When you talk about Silicon Valley tech giants using AI to improve an existing product, there’s a decent chance you’re thinking of Google. The recent I/O developer conference confirmed that Google thinks AI and machine learning will be all that matters in the future, and nearly every new thing it announced for Android had some kind of AI angle.
But Apple is trying to gently remind people that while it might not throw its advancements around so much, Apple’s not falling behind in the AI department.
In an interview with MIT Technology Review, Apple CEO Tim Cook seemed to go to pains to point out non-flashy examples of Apple using AI to very quietly make its products better:
Cook ticks off a list: image recognition in our photos, for example, or the way Apple Music learns from what we have been listening to and adjusts its recommendations accordingly.
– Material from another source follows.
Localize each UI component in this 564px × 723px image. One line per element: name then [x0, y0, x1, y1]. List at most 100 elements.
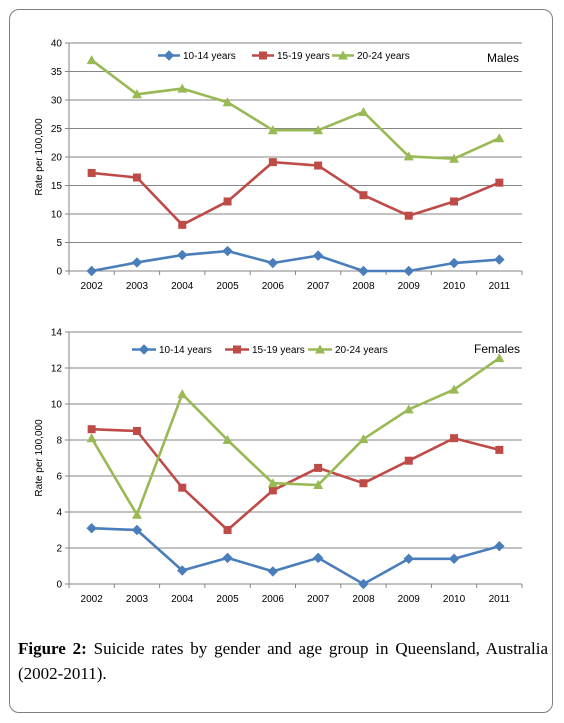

Even the iPhone battery lasts longer now because the phone’s power management system uses machine learning to study our usage and adjust accordingly, he says.
Cook says the fact that the press doesn’t always give Apple credit for its AI may be due to the fact that Apple only likes to talk about the features of products it is ready to ship, while many others “sell futures.” Says Cook: “We are not going to go through things we’re going to do in 2019, ’20, ’21. It’s not because we don’t know that. It’s because we don’t want to talk about that.”
Cook’s attitude is very typically Apple. It’s the whole ethos of making things that “just work”: why tell people that an AI is fiddling with their battery life if there’s nothing they can do to affect it? Instead, Apple chooses to brag about the thing that you’ll actually notice: iPhones have consistently excellent battery life, even with smaller batteries inside than many of the Android rivals.
Apple is starting to mention its AI advancements a little more. Machine leaning was a buzzword that kept on coming up on stage at WWDC, and with Apple’s advancements into AR, it’s going to be difficult to avoid talking about AI and image recognition in the coming years.